I am going to Newport, RI (staying at Fairfield Newport at Newport Onshore #5155) April 28-May 5 for the very first time and am seeking any advice regarding 'must do's', 'don't bother's', etc.

Right now, plan -
1. To get a Guilded Age mansion pass
2. Go to Battleship Cove in Mass.
3.  Go to Mystic, CT
4.  Visit the American Musuem of Illustration
5.  Visit Cullinary Musuem in Providence 
6.  Visit Blithewold Mansion
7.  Visit the Tennis Hall of Fame
8.  Take a clipper ship ride, weather permitting.

Are there any discounts?  Any words of wisdom would be appreciated.


----------



## CMF (Apr 3, 2006)

*The White Horse Tavern*

This is a must stop for anyone that likes to raise a pint.  It is reputed to be America's oldest restaurant and tavern.

Charles


----------



## Spence (Apr 3, 2006)

Sounds like you have a plan!  I lived there several times, don't know where you're from but be advised that summer in Newport starts about 3Jul and extends to about 5Jul.  Bring appropriate clothing and don't go in the water.


----------



## susieq (Apr 3, 2006)

Another good place to eat is the Pub on Bowen's Wharf ~ both food & atmosphere are great!! Will be chilly down there during that time frame, if at all breezy. There certainly will be discounts available, especially for the Mansions, when you check in to your resort. It's a beautiful area, have a great Vacation!!


----------



## SailBadtheSinner (Apr 3, 2006)

*Newport, RI*

Just go here: http://www.captainvic.com/top100/capvt100.htm for what to see, eat & do.

Here’s a panorama of Newport Harbor: http://www.pbase.com/joneruss/image/57453125
and Newport Bridge: http://www.pbase.com/joneruss/image/56376368

Eat here: http://www.pbase.com/joneruss/image/56376367/large and
here: http://www.pbase.com/joneruss/image/56376365

Visit here: http://www.pbase.com/joneruss/image/50363597  and view the 
garden: http://www.pbase.com/joneruss/image/56376368 (The Breakers)

Try your legs on Cliff Walk: http://www.cliffwalk.com/

Enjoy!




SBtS

_Here's to swimmin' with bowlegged women........._
-- Cpt Quint of The Orca, Amity, USA


----------



## shoney (Apr 4, 2006)

*mmmmm....*

Chowder at the Black Pearl...Delicious!


----------



## joyzilli (Apr 4, 2006)

Cliff Walk - a beautiful view along the water and the back of the mansions (wear sneakers or comfortable shoes).

Visit the Newport Winery

Newport Blues Cafe - good eats and excellent entertainment (if it's open yet)


----------



## susieq (Apr 4, 2006)

For more ideas, check out www.gonewport.com , Have a great time!


----------



## bigfrank (Apr 4, 2006)

forfun said:
			
		

> I am going to Newport, RI (staying at Fairfield Newport at Newport Onshore #5155) April 28-May 5 for the very first time and am seeking any advice regarding 'must do's', 'don't bother's', etc.
> 
> Right now, plan -
> 1. To get a Guilded Age mansion pass
> ...


I hope you know that some of the things listed are not as close to Newport as you may think.
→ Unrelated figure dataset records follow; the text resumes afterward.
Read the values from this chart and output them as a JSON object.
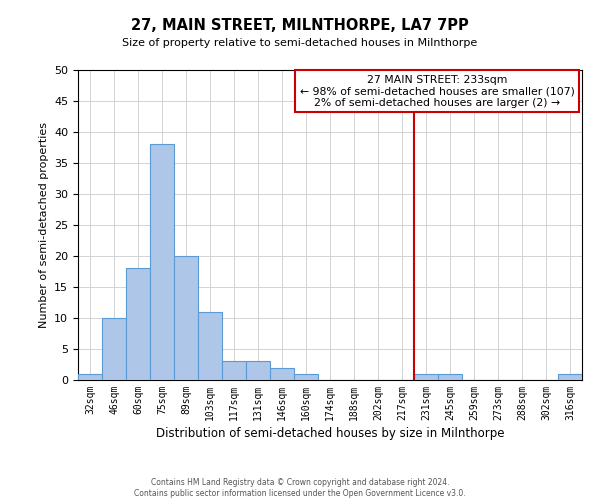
{
  "title": "27, MAIN STREET, MILNTHORPE, LA7 7PP",
  "subtitle": "Size of property relative to semi-detached houses in Milnthorpe",
  "xlabel": "Distribution of semi-detached houses by size in Milnthorpe",
  "ylabel": "Number of semi-detached properties",
  "bin_labels": [
    "32sqm",
    "46sqm",
    "60sqm",
    "75sqm",
    "89sqm",
    "103sqm",
    "117sqm",
    "131sqm",
    "146sqm",
    "160sqm",
    "174sqm",
    "188sqm",
    "202sqm",
    "217sqm",
    "231sqm",
    "245sqm",
    "259sqm",
    "273sqm",
    "288sqm",
    "302sqm",
    "316sqm"
  ],
  "bar_values": [
    1,
    10,
    18,
    38,
    20,
    11,
    3,
    3,
    2,
    1,
    0,
    0,
    0,
    0,
    1,
    1,
    0,
    0,
    0,
    0,
    1
  ],
  "bar_color": "#aec6e8",
  "bar_edge_color": "#5b9bd5",
  "ylim": [
    0,
    50
  ],
  "yticks": [
    0,
    5,
    10,
    15,
    20,
    25,
    30,
    35,
    40,
    45,
    50
  ],
  "property_line_x": 14,
  "property_label": "27 MAIN STREET: 233sqm",
  "annotation_line1": "← 98% of semi-detached houses are smaller (107)",
  "annotation_line2": "2% of semi-detached houses are larger (2) →",
  "vline_color": "#cc0000",
  "annotation_box_color": "#ffffff",
  "annotation_box_edge": "#cc0000",
  "footer1": "Contains HM Land Registry data © Crown copyright and database right 2024.",
  "footer2": "Contains public sector information licensed under the Open Government Licence v3.0."
}
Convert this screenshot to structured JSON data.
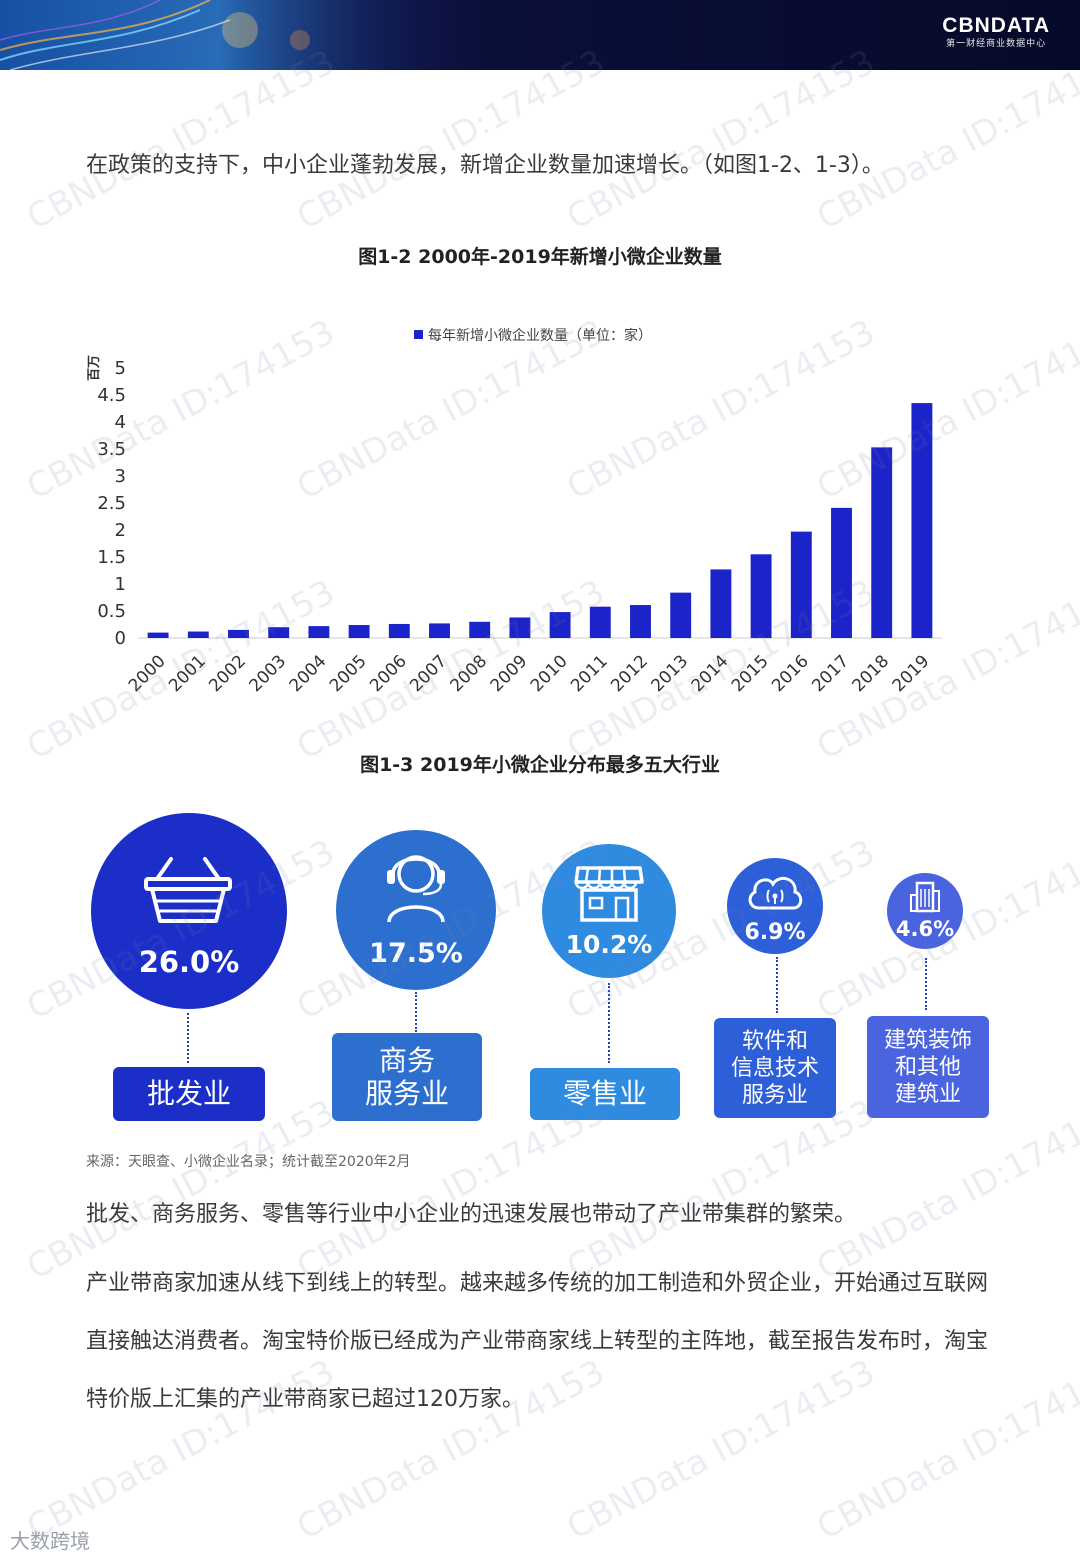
{
  "header": {
    "brand_name": "CBNDATA",
    "brand_sub": "第一财经商业数据中心"
  },
  "intro_text": "在政策的支持下，中小企业蓬勃发展，新增企业数量加速增长。（如图1-2、1-3）。",
  "figure1": {
    "title": "图1-2 2000年-2019年新增小微企业数量"
  },
  "chart_data": {
    "type": "bar",
    "title": "图1-2 2000年-2019年新增小微企业数量",
    "legend": [
      "每年新增小微企业数量（单位：家）"
    ],
    "ylabel": "百万",
    "ylim": [
      0,
      5
    ],
    "yticks": [
      0,
      0.5,
      1,
      1.5,
      2,
      2.5,
      3,
      3.5,
      4,
      4.5,
      5
    ],
    "yticks_labels": [
      "0",
      "0.5",
      "1",
      "1.5",
      "2",
      "2.5",
      "3",
      "3.5",
      "4",
      "4.5",
      "5"
    ],
    "grid": false,
    "legend_position": "top-center",
    "categories": [
      "2000",
      "2001",
      "2002",
      "2003",
      "2004",
      "2005",
      "2006",
      "2007",
      "2008",
      "2009",
      "2010",
      "2011",
      "2012",
      "2013",
      "2014",
      "2015",
      "2016",
      "2017",
      "2018",
      "2019"
    ],
    "series": [
      {
        "name": "每年新增小微企业数量（单位：家）",
        "color": "#1b24c8",
        "values": [
          0.1,
          0.12,
          0.15,
          0.2,
          0.22,
          0.24,
          0.26,
          0.27,
          0.3,
          0.38,
          0.48,
          0.58,
          0.61,
          0.84,
          1.27,
          1.55,
          1.97,
          2.41,
          3.53,
          4.35
        ]
      }
    ]
  },
  "figure2": {
    "title": "图1-3 2019年小微企业分布最多五大行业",
    "industries": [
      {
        "pct": "26.0%",
        "label_lines": [
          "批发业"
        ],
        "icon": "basket-icon",
        "color": "#1b2fc8"
      },
      {
        "pct": "17.5%",
        "label_lines": [
          "商务",
          "服务业"
        ],
        "icon": "headset-person-icon",
        "color": "#2d6fcf"
      },
      {
        "pct": "10.2%",
        "label_lines": [
          "零售业"
        ],
        "icon": "storefront-icon",
        "color": "#2e8be0"
      },
      {
        "pct": "6.9%",
        "label_lines": [
          "软件和",
          "信息技术",
          "服务业"
        ],
        "icon": "cloud-signal-icon",
        "color": "#2d5fd8"
      },
      {
        "pct": "4.6%",
        "label_lines": [
          "建筑装饰",
          "和其他",
          "建筑业"
        ],
        "icon": "building-icon",
        "color": "#4a64e0"
      }
    ]
  },
  "source_text": "来源：天眼查、小微企业名录；统计截至2020年2月",
  "paragraph2": "批发、商务服务、零售等行业中小企业的迅速发展也带动了产业带集群的繁荣。",
  "paragraph3": "产业带商家加速从线下到线上的转型。越来越多传统的加工制造和外贸企业，开始通过互联网直接触达消费者。淘宝特价版已经成为产业带商家线上转型的主阵地，截至报告发布时，淘宝特价版上汇集的产业带商家已超过120万家。",
  "watermark_text": "CBNData ID:174153",
  "footer_logo": "大数跨境"
}
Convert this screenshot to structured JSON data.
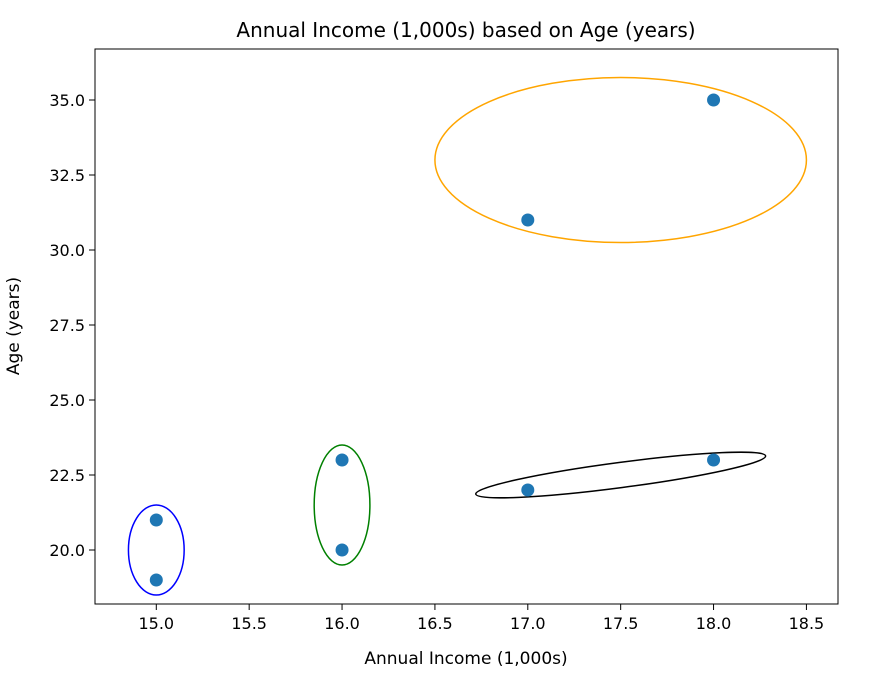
{
  "chart_data": {
    "type": "scatter",
    "title": "Annual Income (1,000s) based on Age (years)",
    "xlabel": "Annual Income (1,000s)",
    "ylabel": "Age (years)",
    "xlim": [
      14.67,
      18.67
    ],
    "ylim": [
      18.2,
      36.7
    ],
    "x_ticks": [
      15.0,
      15.5,
      16.0,
      16.5,
      17.0,
      17.5,
      18.0,
      18.5
    ],
    "y_ticks": [
      20.0,
      22.5,
      25.0,
      27.5,
      30.0,
      32.5,
      35.0
    ],
    "x_tick_labels": [
      "15.0",
      "15.5",
      "16.0",
      "16.5",
      "17.0",
      "17.5",
      "18.0",
      "18.5"
    ],
    "y_tick_labels": [
      "20.0",
      "22.5",
      "25.0",
      "27.5",
      "30.0",
      "32.5",
      "35.0"
    ],
    "grid": false,
    "point_color": "#1f77b4",
    "points": [
      {
        "x": 15.0,
        "y": 19.0
      },
      {
        "x": 15.0,
        "y": 21.0
      },
      {
        "x": 16.0,
        "y": 20.0
      },
      {
        "x": 16.0,
        "y": 23.0
      },
      {
        "x": 17.0,
        "y": 22.0
      },
      {
        "x": 18.0,
        "y": 23.0
      },
      {
        "x": 17.0,
        "y": 31.0
      },
      {
        "x": 18.0,
        "y": 35.0
      }
    ],
    "cluster_outlines": [
      {
        "color": "#0000ff",
        "cx": 15.0,
        "cy": 20.0,
        "rx": 0.15,
        "ry": 1.5,
        "angle": 0
      },
      {
        "color": "#008000",
        "cx": 16.0,
        "cy": 21.5,
        "rx": 0.15,
        "ry": 2.0,
        "angle": 0
      },
      {
        "color": "#000000",
        "cx": 17.5,
        "cy": 22.5,
        "rx": 0.787,
        "ry": 0.42,
        "angle": 7.5
      },
      {
        "color": "#ffa500",
        "cx": 17.5,
        "cy": 33.0,
        "rx": 1.0,
        "ry": 2.75,
        "angle": 0
      }
    ]
  }
}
When I go to Newport that is where I want to stay. Cliff walk, The mansions, the shops, The sail boats, and My favorite restaurant is at the Castle and the ride there along the beachs is fantastic.


----------



## Denise (Apr 5, 2006)

Visited Cape Cod about 2 yrs. ago with 3 teen boys. the highlights were:
Battleship Cove (arrived upon opening, one of last to leave, need I say more?), the Mystic Aquarium (very nice) and the Newport Mansions. They grumbled about being dragged to the Mansions but still talk about them to this day and would like to see them again. Have a nice trip.


----------



## vettebuf (Apr 6, 2006)

We liked Brick Alley Pub so much we went twice for dinner in December when we had a last call at the Newport Club. Good salad bar and delicious garlic buttered spinach. Good desserts too. You can walk it.


----------